Potranno imparare dagli errori e dai pericoli che hanno corso i Brics nell’ultimo decennio, migliorando l’ambiente economico e politico, investendo in formazione e in riforme politiche adeguate. Certamente ci saranno problemi, e molti che oggi sembrano lanciati verso un futuro radioso avranno grane non da poco. Ma alcune nazioni africane sono davvero pronte per il salto di qualità. Tuttavia, «Quello che si è messo in moto con le rivolte arabe non sarà un’instabilità che terminerà nel breve periodo», afferma Giorgio Musso. «Abbiamo oggi dinamiche conflittuali, come in Siria e in Yemen, che hanno ripercussioni profonde anche sull’Europa, e che continueranno ad acutizzarsi. Dal 2014 il Mediterraneo non si può più considerare come in precedenza, e tutto ormai viene svolto con accordi bilaterali tra gli attori nazionali». In Africa le Pmi sono presenti in Paesi a basso rischio, ma è necessario dare degli strumenti di lettura alle aziende.

La nuova ferrovia Gibuti-Etiopia

La nuova ferrovia Gibuti-Etiopia

Pensiamo alla Nigeria: un colosso che viene ritenuto ad alto rischio per aziende di piccole e medie dimensioni, ma in realtà solo in alcune regioni il pericolo è reale. Così come in Sudan, dove la guerra continua, ma è circoscritta a un’area precisa. Analisi condivisa e approfondita da Zaurrini, che dice: «Fondamentale studiare il territorio e trovare dei partner seri in loco. L’Africa è un luogo di straordinarie possibilità, ma gli europei tendono a vedere i problemi, mentre la Cina e l’India notano le infinite occasioni di business. E’ necessario cooperare con le istituzioni italiane già prima di insediarsi in un nuovo Paese, per evitare di dover poi ricorrere a paracaduti istituzionali solo in caso di problemi. Il Ministero degli Esteri ha una nuova linea di funzionari giovani, preparati e tenaci. Fra vent’anni», continua, «l’Africa sarà l’unico mercato ad avere forza-lavoro giovane in crescita».

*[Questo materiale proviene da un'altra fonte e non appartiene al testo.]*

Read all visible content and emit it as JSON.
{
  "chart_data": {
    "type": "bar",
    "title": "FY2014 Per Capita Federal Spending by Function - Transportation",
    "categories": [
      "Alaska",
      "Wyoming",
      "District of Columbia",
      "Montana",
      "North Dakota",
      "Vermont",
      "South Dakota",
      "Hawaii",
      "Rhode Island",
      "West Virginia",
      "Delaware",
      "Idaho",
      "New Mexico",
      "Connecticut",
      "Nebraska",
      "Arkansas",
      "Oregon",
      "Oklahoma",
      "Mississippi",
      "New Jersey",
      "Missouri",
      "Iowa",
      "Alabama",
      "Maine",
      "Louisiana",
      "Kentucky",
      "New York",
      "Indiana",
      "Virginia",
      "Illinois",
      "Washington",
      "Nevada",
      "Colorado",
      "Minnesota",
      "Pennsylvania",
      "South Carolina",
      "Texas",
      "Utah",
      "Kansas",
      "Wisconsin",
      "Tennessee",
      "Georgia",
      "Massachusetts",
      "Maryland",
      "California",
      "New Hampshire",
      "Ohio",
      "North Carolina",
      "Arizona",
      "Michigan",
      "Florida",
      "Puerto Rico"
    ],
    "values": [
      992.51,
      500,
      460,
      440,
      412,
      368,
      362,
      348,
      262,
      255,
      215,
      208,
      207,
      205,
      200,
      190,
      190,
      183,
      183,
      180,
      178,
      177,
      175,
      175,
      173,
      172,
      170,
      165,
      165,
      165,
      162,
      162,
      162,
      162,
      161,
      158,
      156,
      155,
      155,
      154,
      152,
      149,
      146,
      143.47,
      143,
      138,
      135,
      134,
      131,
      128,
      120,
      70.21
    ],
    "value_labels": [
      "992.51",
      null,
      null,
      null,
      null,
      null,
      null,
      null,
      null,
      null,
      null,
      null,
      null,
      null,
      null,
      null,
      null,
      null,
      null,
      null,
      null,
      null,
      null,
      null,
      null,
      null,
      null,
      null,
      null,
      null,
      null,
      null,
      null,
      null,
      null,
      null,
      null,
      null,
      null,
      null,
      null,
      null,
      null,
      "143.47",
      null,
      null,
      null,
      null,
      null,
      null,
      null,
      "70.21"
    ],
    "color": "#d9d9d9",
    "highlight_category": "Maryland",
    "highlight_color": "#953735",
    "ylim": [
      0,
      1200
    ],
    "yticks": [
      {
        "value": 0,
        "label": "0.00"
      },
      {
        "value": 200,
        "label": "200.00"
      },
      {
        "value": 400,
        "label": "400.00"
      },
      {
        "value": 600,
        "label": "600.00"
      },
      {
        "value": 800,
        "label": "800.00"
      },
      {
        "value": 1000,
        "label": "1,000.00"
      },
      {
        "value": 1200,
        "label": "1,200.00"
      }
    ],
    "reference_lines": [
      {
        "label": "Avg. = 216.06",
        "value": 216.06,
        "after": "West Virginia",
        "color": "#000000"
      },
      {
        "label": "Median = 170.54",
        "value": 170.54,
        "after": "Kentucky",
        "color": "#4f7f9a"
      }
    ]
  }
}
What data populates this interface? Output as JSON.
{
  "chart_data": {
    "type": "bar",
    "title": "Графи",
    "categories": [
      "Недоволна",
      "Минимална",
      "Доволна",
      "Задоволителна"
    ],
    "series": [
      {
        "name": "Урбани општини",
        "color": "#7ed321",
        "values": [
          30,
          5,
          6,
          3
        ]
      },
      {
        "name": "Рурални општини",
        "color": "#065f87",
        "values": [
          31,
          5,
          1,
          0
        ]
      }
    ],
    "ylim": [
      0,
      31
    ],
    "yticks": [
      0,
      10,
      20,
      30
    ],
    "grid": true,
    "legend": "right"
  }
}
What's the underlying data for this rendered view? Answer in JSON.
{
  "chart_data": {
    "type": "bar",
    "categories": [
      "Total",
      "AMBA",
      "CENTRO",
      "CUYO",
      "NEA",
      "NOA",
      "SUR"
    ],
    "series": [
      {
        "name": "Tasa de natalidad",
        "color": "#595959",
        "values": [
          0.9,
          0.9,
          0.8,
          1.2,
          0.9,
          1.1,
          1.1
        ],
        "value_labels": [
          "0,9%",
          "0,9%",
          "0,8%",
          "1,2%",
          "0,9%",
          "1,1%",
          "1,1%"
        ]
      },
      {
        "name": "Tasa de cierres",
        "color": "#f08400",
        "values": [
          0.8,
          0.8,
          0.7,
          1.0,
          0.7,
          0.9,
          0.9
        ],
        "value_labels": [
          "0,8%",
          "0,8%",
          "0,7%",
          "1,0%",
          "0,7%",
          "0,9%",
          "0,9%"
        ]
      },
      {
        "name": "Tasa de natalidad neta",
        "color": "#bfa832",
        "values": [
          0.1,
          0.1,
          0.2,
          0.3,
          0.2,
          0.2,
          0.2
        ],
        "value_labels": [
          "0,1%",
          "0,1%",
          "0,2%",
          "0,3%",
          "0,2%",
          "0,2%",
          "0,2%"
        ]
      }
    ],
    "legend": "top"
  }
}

Oggi qui si sperimenta innovazione tra tecnologia e sviluppo, utilizzo delle rinnovabili, dei pagamenti online, della protezione climatica. Per affrontare questo tipo di mercati, però, è necessaria una buona preparazione». I dati delle Nazioni Unite affermano che entro il 2050 il 60% della popolazione africana vivrà in un contesto urbano, modificando quindi consumi e abitudini. Di pari passo, aumenterà la speranza di vita, e anche la qualità, condizionando gli acquisti, il cibo, i mezzi di trasporto. Una rivoluzione che non può più aspettare.